Toxicology: Preclinical Safety Data: The toxicity of crystalline glucosamine sulfate in animals was extremely low after single and repeated dosing studies. The maximum tested doses have shown no or minimal effects; these were reversible and there was no detectable target organ toxicity. The highest tested dose in animals corresponds to more than one hundred times the oral dose recommended for human use.
Crystalline glucosamine sulfate was not mutagenic in vitro and in vivo. Studies on carcinogenicity are not available.
In the rat, adverse effects on fertility, embryo/foetal development and postnatal development were not observed. In female rabbits, no teratogenic effects were reported for crystalline glucosamine sulfate.

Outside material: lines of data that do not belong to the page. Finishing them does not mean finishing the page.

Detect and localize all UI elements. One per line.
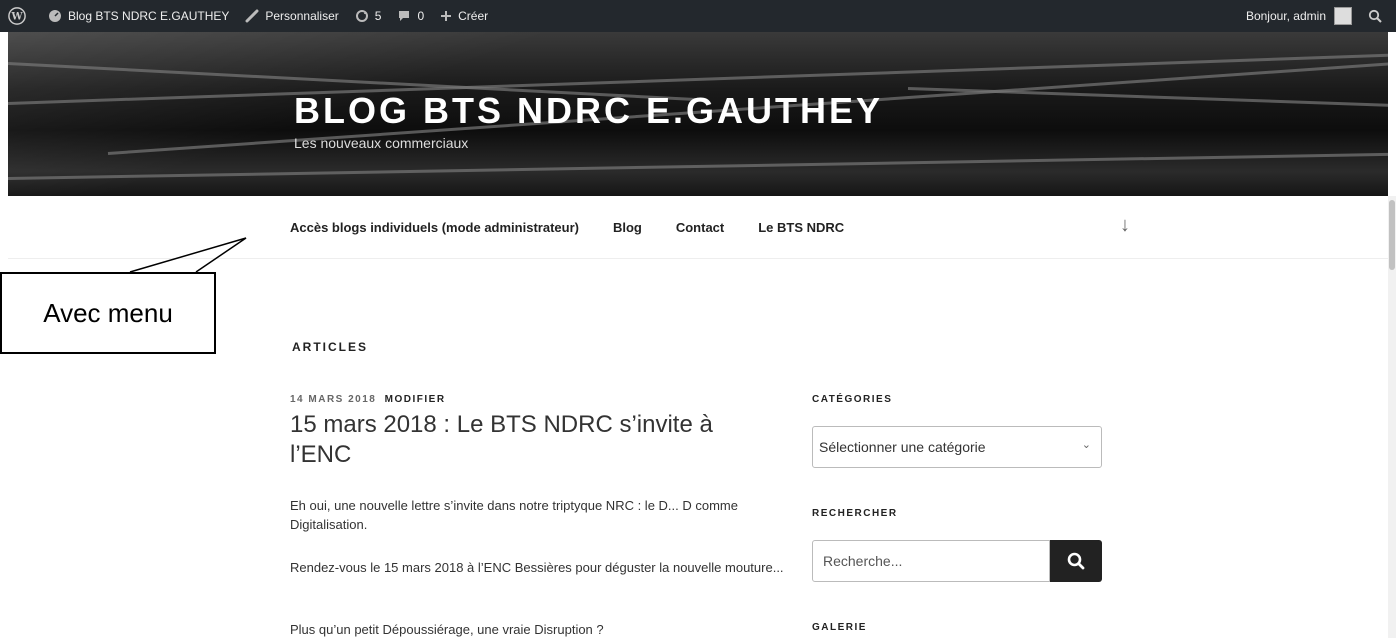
search-placeholder: Recherche...: [823, 553, 903, 569]
site-tagline: Les nouveaux commerciaux: [294, 135, 469, 151]
admin-search[interactable]: [1360, 0, 1396, 32]
admin-account[interactable]: Bonjour, admin: [1238, 0, 1360, 32]
comment-icon: [399, 11, 410, 21]
post-meta: 14 MARS 2018 MODIFIER: [290, 394, 446, 405]
annotation-text: Avec menu: [43, 297, 173, 328]
admin-bar: W Blog BTS NDRC E.GAUTHEY Personnaliser …: [0, 0, 1396, 32]
search-icon: [1067, 552, 1085, 570]
updates-icon: [355, 10, 368, 22]
admin-updates[interactable]: 5: [347, 0, 390, 32]
admin-greeting: Bonjour, admin: [1245, 9, 1326, 23]
categories-select-value: Sélectionner une catégorie: [819, 439, 986, 455]
admin-new-label: Créer: [458, 9, 489, 23]
header-beam: [8, 152, 1388, 180]
gallery-widget-title: GALERIE: [812, 622, 867, 633]
post-edit-link[interactable]: MODIFIER: [385, 394, 446, 405]
admin-comments[interactable]: 0: [389, 0, 432, 32]
post-paragraph: Plus qu’un petit Dépoussiérage, une vrai…: [290, 622, 604, 637]
post-date[interactable]: 14 MARS 2018: [290, 394, 376, 405]
main-navigation: Accès blogs individuels (mode administra…: [8, 196, 1388, 259]
chevron-down-icon: ⌄: [1081, 439, 1091, 451]
search-input[interactable]: Recherche...: [812, 540, 1050, 582]
admin-new[interactable]: Créer: [432, 0, 496, 32]
plus-icon: [441, 11, 452, 21]
nav-item-bts-ndrc[interactable]: Le BTS NDRC: [758, 220, 844, 235]
admin-updates-count: 5: [374, 9, 382, 23]
post-paragraph: Rendez-vous le 15 mars 2018 à l’ENC Bess…: [290, 560, 784, 575]
search-icon: [1368, 9, 1382, 23]
search-widget-title: RECHERCHER: [812, 508, 898, 519]
admin-customize[interactable]: Personnaliser: [237, 0, 346, 32]
admin-customize-label: Personnaliser: [265, 9, 339, 23]
wordpress-logo-icon[interactable]: W: [0, 0, 40, 32]
admin-site-name-label: Blog BTS NDRC E.GAUTHEY: [68, 9, 230, 23]
scrollbar-thumb[interactable]: [1389, 200, 1395, 270]
site-header: BLOG BTS NDRC E.GAUTHEY Les nouveaux com…: [8, 32, 1388, 196]
avatar: [1334, 7, 1352, 25]
search-button[interactable]: [1050, 540, 1102, 582]
post-title[interactable]: 15 mars 2018 : Le BTS NDRC s’invite à l’…: [290, 410, 760, 470]
admin-comments-count: 0: [417, 9, 425, 23]
section-title: ARTICLES: [292, 340, 368, 354]
scroll-down-arrow-icon[interactable]: ↓: [1120, 214, 1130, 237]
categories-select[interactable]: Sélectionner une catégorie ⌄: [812, 426, 1102, 468]
header-beam: [907, 87, 1388, 108]
site-title[interactable]: BLOG BTS NDRC E.GAUTHEY: [294, 90, 883, 132]
svg-text:W: W: [10, 12, 23, 23]
brush-icon: [245, 9, 259, 23]
annotation-callout: Avec menu: [0, 272, 216, 354]
dashboard-icon: [49, 10, 61, 22]
nav-item-individual-blogs[interactable]: Accès blogs individuels (mode administra…: [290, 220, 579, 235]
admin-site-name[interactable]: Blog BTS NDRC E.GAUTHEY: [40, 0, 237, 32]
categories-widget-title: CATÉGORIES: [812, 394, 893, 405]
post-paragraph: Eh oui, une nouvelle lettre s’invite dan…: [290, 498, 738, 532]
nav-item-blog[interactable]: Blog: [613, 220, 642, 235]
nav-item-contact[interactable]: Contact: [676, 220, 724, 235]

Results from some in vitro and in vivo studies in animals, have shown that i.v. infusion of glucosamine in suprapharmacological concentrations reduces insulin secretion, probably via inhibition of glucokinase in the beta cells, and induces insulin resistance in peripheral tissues. The relevance in humans is inconclusive.
Experimental studies in humans as well as clinical studies in healthy subjects and in individuals with diabetes, or with impaired glucose tolerance didn't show effects on fasting blood glucose levels, glucose metabolism, or insulin sensitivity.
Viartril-S 500: Glucosamine is the main component of VIARTRIL-S.
This substance has the following therapeutic activities: Arthrotrophic metabolic activity by stimulating the anabolic metabolism of osteo-cartilageneous tissues through: stimulation of the biosynthesis of the mucopolysaccharides (which are the essential components of the cartilage ground substance) and of the bone mesenchymal tissues in general; improvement of the bone calcium uptake.
Lubricant activity through: improvement of synovial fluid viscosity; increase of synovial fluid production.
Glucosamine Sulfate (VIARTRIL-S) is particularly effective in all forms of degenerative osteoarticular disease such as arthrosis and osteoarthritis both subacute and chronic with the following therapeutic effects: disappearance or reduction of articular pains; improvement of articular function; inhibition or regression of the degenerative process.